# **HELK: Basic Sysmon ProcessCreate Graph Query**
## Goals:
* Confirm Jupyter can talk to Spark & Graphframes
* Confirm Spark & Graphframes can pull data from ES
* Create a graphframe from sysmon Index
  * Creating vertices and edges dataframes
* Running a basic query using GraphFrames Motifs

## Check the Spark Context via the variable spark

In [1]:
spark

## Import Graphframes & SQL Functions

In [2]:
from graphframes import *

In [11]:
from pyspark.sql.functions import *

## Set a Custom Spark Session

In [12]:
spark = SparkSession \
    .builder \
    .appName("HELK") \
    .config("es.read.field.as.array.include", "tags") \
    .config("es.nodes","172.18.0.2:9200") \
    .getOrCreate()

## Read data from the HELK (Elasticsearch-Sysmon Index)

In [13]:
df = spark.read.format("org.elasticsearch.spark.sql").load("logs-endpoint-winevent-sysmon-*/doc")

## Print DataFrame Schema

In [14]:
df.printSchema()

root
 |-- @meta: struct (nullable = true)
 |    |-- sysmon: struct (nullable = true)
 |    |    |-- timestamp: timestamp (nullable = true)
 |-- @timestamp: timestamp (nullable = true)
 |-- @version: string (nullable = true)
 |-- action: string (nullable = true)
 |-- beat: struct (nullable = true)
 |    |-- hostname: string (nullable = true)
 |    |-- name: string (nullable = true)
 |    |-- version: string (nullable = true)
 |-- command_line: string (nullable = true)
 |-- dst_host: string (nullable = true)
 |-- dst_ip: string (nullable = true)
 |-- dst_isipv6: string (nullable = true)
 |-- dst_port_name: string (nullable = true)
 |-- dst_port_number: integer (nullable = true)
 |-- event_id: integer (nullable = true)
 |-- file_creation_time: string (nullable = true)
 |-- file_name: string (nullable = true)
 |-- geoip: struct (nullable = true)
 |    |-- city_name: string (nullable = true)
 |    |-- continent_code: string (nullable = true)
 |    |-- country_code2: string (nullable = true)

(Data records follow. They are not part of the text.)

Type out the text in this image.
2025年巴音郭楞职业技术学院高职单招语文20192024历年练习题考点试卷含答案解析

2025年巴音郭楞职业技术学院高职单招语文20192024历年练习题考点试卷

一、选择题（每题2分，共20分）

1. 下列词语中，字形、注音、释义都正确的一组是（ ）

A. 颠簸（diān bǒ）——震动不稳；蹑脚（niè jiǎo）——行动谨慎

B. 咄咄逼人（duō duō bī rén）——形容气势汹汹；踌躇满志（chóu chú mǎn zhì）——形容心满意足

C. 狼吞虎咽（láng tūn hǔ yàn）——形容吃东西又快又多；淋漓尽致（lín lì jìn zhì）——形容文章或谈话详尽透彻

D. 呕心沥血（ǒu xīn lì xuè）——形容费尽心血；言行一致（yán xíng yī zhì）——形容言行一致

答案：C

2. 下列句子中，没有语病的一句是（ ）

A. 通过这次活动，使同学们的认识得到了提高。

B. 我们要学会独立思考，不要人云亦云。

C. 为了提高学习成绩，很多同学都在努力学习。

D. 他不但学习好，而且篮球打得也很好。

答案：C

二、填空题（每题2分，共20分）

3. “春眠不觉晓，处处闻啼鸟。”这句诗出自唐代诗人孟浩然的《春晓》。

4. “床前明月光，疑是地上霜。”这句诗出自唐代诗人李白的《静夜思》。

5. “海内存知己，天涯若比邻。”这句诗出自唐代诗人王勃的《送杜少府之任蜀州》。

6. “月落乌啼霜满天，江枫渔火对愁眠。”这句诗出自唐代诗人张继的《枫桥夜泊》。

## Create Vertices & Edges Dataframes

In [28]:
v = df.withColumn("id", df.process_guid).select("id","user_name","host_name","process_parent_name","process_name","action")
v = v.filter(v.action == "processcreate")

In [30]:
v.show(3,truncate=False)

+------------------------------------+---------+---------------+-------------------+----------------------+-------------+
|id                                  |user_name|host_name      |process_parent_name|process_name          |action       |
+------------------------------------+---------+---------------+-------------------+----------------------+-------------+
|A98268C1-7717-5A99-0000-001044AED200|wardog   |DESKTOP-29DJI4T|svchost.exe        |backgroundTaskHost.exe|processcreate|
|A98268C1-7725-5A99-0000-0010042CD400|wardog   |DESKTOP-29DJI4T|svchost.exe        |RuntimeBroker.exe     |processcreate|
|A98268C1-772B-5A99-0000-001054EDD400|SYSTEM   |DESKTOP-29DJI4T|services.exe       |TrustedInstaller.exe  |processcreate|
+------------------------------------+---------+---------------+-------------------+----------------------+-------------+
only showing top 3 rows



In [31]:
e = df.filter(df.action == "processcreate").selectExpr("process_parent_guid as src","process_guid as dst").withColumn("relationship", lit("spawned"))

In [33]:
e.show(3,truncate=False)

+------------------------------------+------------------------------------+------------+
|src                                 |dst                                 |relationship|
+------------------------------------+------------------------------------+------------+
|A98268C1-7715-5A99-0000-00109295D200|A98268C1-772A-5A99-0000-0010A58CD400|spawned     |
|A98268C1-A584-5A97-0000-0010B9240100|A98268C1-7715-5A99-0000-00101E8DD200|spawned     |
|A98268C1-770F-5A99-0000-0010A712D200|A98268C1-7715-5A99-0000-0010EE99D200|spawned     |
+------------------------------------+------------------------------------+------------+
only showing top 3 rows



## Create a Graph (Vertices & Edges DataFrames)

In [34]:
g = GraphFrame(v, e)

## Look for (Process A spawning Process B AND Process B Spawning Process C) 

In [35]:
motifs = g.find("(a)-[]->(b);(b)-[]->(c)")

In [43]:
motifs.select("a.process_parent_name","a.process_name","b.process_parent_name","b.process_name","c.process_parent_name","c.process_name").show(10,truncate=False)

+-------------------+-------------------+-------------------+-------------------+-------------------+-------------------+
|process_parent_name|process_name       |process_parent_name|process_name       |process_parent_name|process_name       |
+-------------------+-------------------+-------------------+-------------------+-------------------+-------------------+
|svchost.exe        |DeviceCensus.exe   |DeviceCensus.exe   |DeviceCensus.exe   |DeviceCensus.exe   |conhost.exe        |
|explorer.exe       |powershell.exe     |powershell.exe     |cmd.exe            |cmd.exe            |powershell.exe     |
|svchost.exe        |CompatTelRunner.exe|CompatTelRunner.exe|CompatTelRunner.exe|CompatTelRunner.exe|CompatTelRunner.exe|
+-------------------+-------------------+-------------------+-------------------+-------------------+-------------------+